Bauer thinks Liholiho is "personal, precise and displays a strong sense of place," pulling from both Kapur's Hawaiian background and a "San Francisco sensibility" that is the result of many years cooking the city's best kitchens (like Boulevard and Prospect). He's particularly poetic about the twice-cooked pork belly with pineapple, Fresno chiles, fennel and Thai basil, a dish so Hawaiian that diners can "almost hear the rustle of hula skirts" while eating it. The country pork steak topped with charred cabbage, miso mustard honey and Tokyo turnips is so well balanced that it "takes a master to pull [it] off," and desserts from Penelope Lao are "classic," with "island relevance," and the cocktails "have a fruity, tropical bent but don’t overpower the food."

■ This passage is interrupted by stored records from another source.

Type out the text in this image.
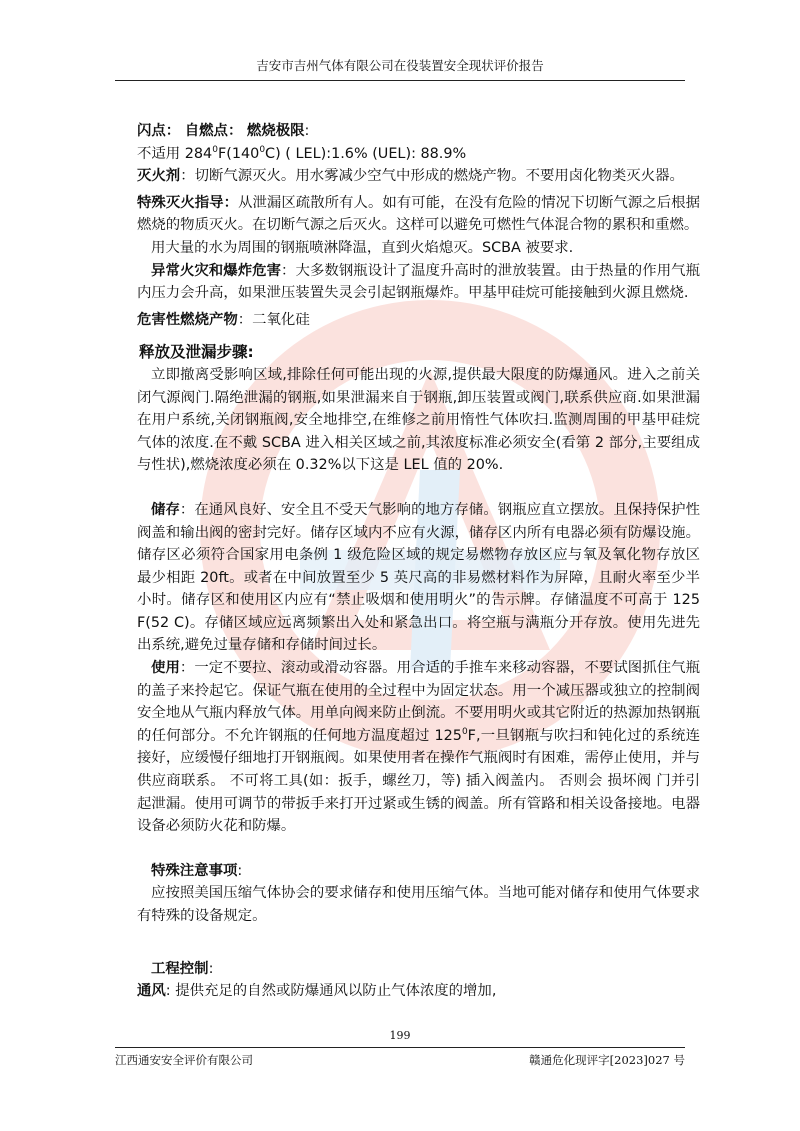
吉安市吉州气体有限公司在役装置安全现状评价报告

闪点： 自燃点： 燃烧极限:

不适用 $284^0F(140^0C)$ ( LEL):1.6% (UEL): 88.9%

灭火剂：切断气源灭火。用水雾减少空气中形成的燃烧产物。不要用卤化物类灭火器。

特殊灭火指导：从泄漏区疏散所有人。如有可能，在没有危险的情况下切断气源之后根据燃烧的物质灭火。在切断气源之后灭火。这样可以避免可燃性气体混合物的累积和重燃。

用大量的水为周围的钢瓶喷淋降温，直到火焰熄灭。SCBA 被要求.

异常火灾和爆炸危害：大多数钢瓶设计了温度升高时的泄放装置。由于热量的作用气瓶内压力会升高，如果泄压装置失灵会引起钢瓶爆炸。甲基甲硅烷可能接触到火源且燃烧.

危害性燃烧产物：二氧化硅

释放及泄漏步骤:

立即撤离受影响区域,排除任何可能出现的火源,提供最大限度的防爆通风。进入之前关闭气源阀门.隔绝泄漏的钢瓶,如果泄漏来自于钢瓶,卸压装置或阀门,联系供应商.如果泄漏在用户系统,关闭钢瓶阀,安全地排空,在维修之前用惰性气体吹扫.监测周围的甲基甲硅烷气体的浓度.在不戴 SCBA 进入相关区域之前,其浓度标准必须安全(看第 2 部分,主要组成与性状),燃烧浓度必须在 0.32%以下这是 LEL 值的 20%.

储存：在通风良好、安全且不受天气影响的地方存储。钢瓶应直立摆放。且保持保护性阀盖和输出阀的密封完好。储存区域内不应有火源，储存区内所有电器必须有防爆设施。储存区必须符合国家用电条例 1 级危险区域的规定易燃物存放区应与氧及氧化物存放区最少相距 20ft。或者在中间放置至少 5 英尺高的非易燃材料作为屏障，且耐火率至少半小时。储存区和使用区内应有“禁止吸烟和使用明火”的告示牌。存储温度不可高于 125 F(52 C)。存储区域应远离频繁出入处和紧急出口。将空瓶与满瓶分开存放。使用先进先出系统,避免过量存储和存储时间过长。

使用：一定不要拉、滚动或滑动容器。用合适的手推车来移动容器，不要试图抓住气瓶的盖子来拎起它。保证气瓶在使用的全过程中为固定状态。用一个减压器或独立的控制阀安全地从气瓶内释放气体。用单向阀来防止倒流。不要用明火或其它附近的热源加热钢瓶的任何部分。不允许钢瓶的任何地方温度超过 $125^0F$,一旦钢瓶与吹扫和钝化过的系统连接好，应缓慢仔细地打开钢瓶阀。如果使用者在操作气瓶阀时有困难，需停止使用，并与供应商联系。 不可将工具(如：扳手，螺丝刀，等) 插入阀盖内。 否则会 损坏阀 门并引起泄漏。使用可调节的带扳手来打开过紧或生锈的阀盖。所有管路和相关设备接地。电器设备必须防火花和防爆。

特殊注意事项:

应按照美国压缩气体协会的要求储存和使用压缩气体。当地可能对储存和使用气体要求有特殊的设备规定。

工程控制:

通风: 提供充足的自然或防爆通风以防止气体浓度的增加,

199
江西通安安全评价有限公司	赣通危化现评字[2023]027 号
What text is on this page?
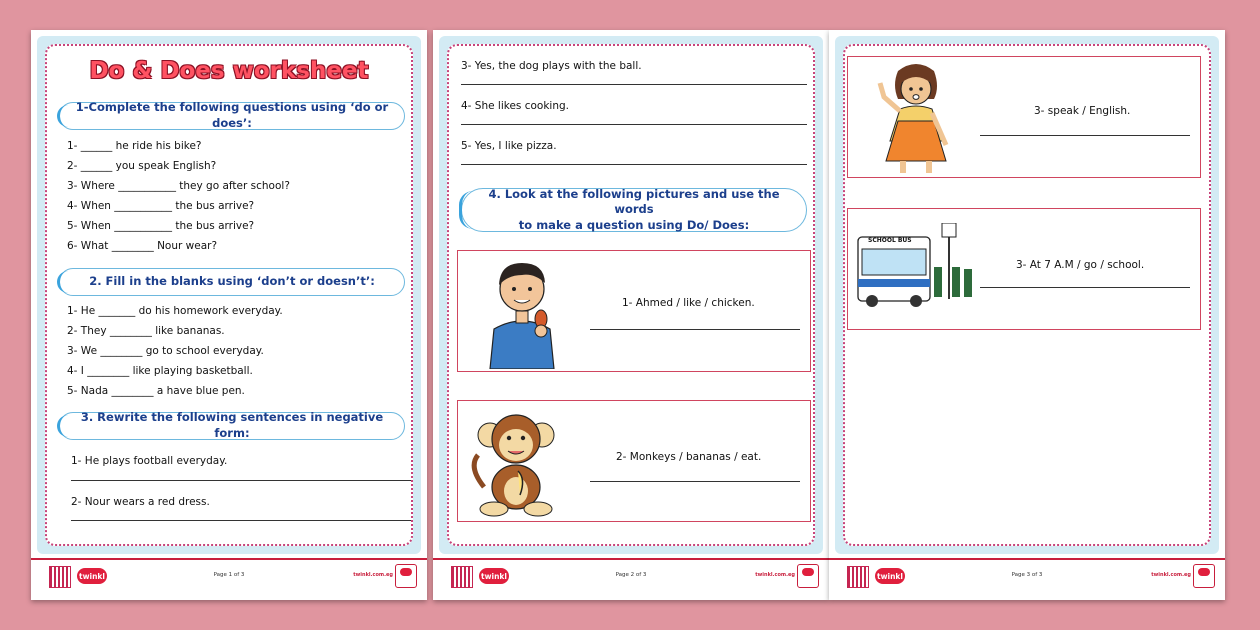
Do & Does worksheet
1-Complete the following questions using ‘do or does’:
1- ______ he ride his bike?
2- ______ you speak English?
3- Where ___________ they go after school?
4- When ___________ the bus arrive?
5- When ___________ the bus arrive?
6- What ________ Nour wear?
2. Fill in the blanks using ‘don’t or doesn’t’:
1- He _______ do his homework everyday.
2- They ________ like bananas.
3- We ________ go to school everyday.
4- I ________ like playing basketball.
5- Nada ________ a have blue pen.
3. Rewrite the following sentences in negative form:
1- He plays football everyday.
2- Nour wears a red dress.
twinkl	Page 1 of 3	twinkl.com.eg
3- Yes, the dog plays with the ball.
4- She likes cooking.
5- Yes, I like pizza.
4. Look at the following pictures and use the words
to make a question using Do/ Does:
1- Ahmed / like / chicken.
2- Monkeys / bananas / eat.
twinkl	Page 2 of 3	twinkl.com.eg
3- speak / English.
SCHOOL BUS
3- At 7 A.M / go / school.
twinkl	Page 3 of 3	twinkl.com.eg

Naturally, Bauer dedicates a few rambling paragraphs of his review exploring the question of "What is California cuisine?," noting the departure from the Italian and Mediterranean influences of years past. While he cites a number of chefs who "embrace the California ethos but use the perspective of their ethnic backgrounds to inform what they do," such as Val M. Cantu's Mexican-focused Californios, Kapur "creates dishes that won't be found on any other menu."
Ultimately the critic found few flaws with any aspect of the restaurant, from excellent food to friendly, professional service to the welcoming atmosphere. He concludes that "it takes inspiration, a great chef and the San Francisco sensibility to create this unique blend," calling it the "essence of California cuisine."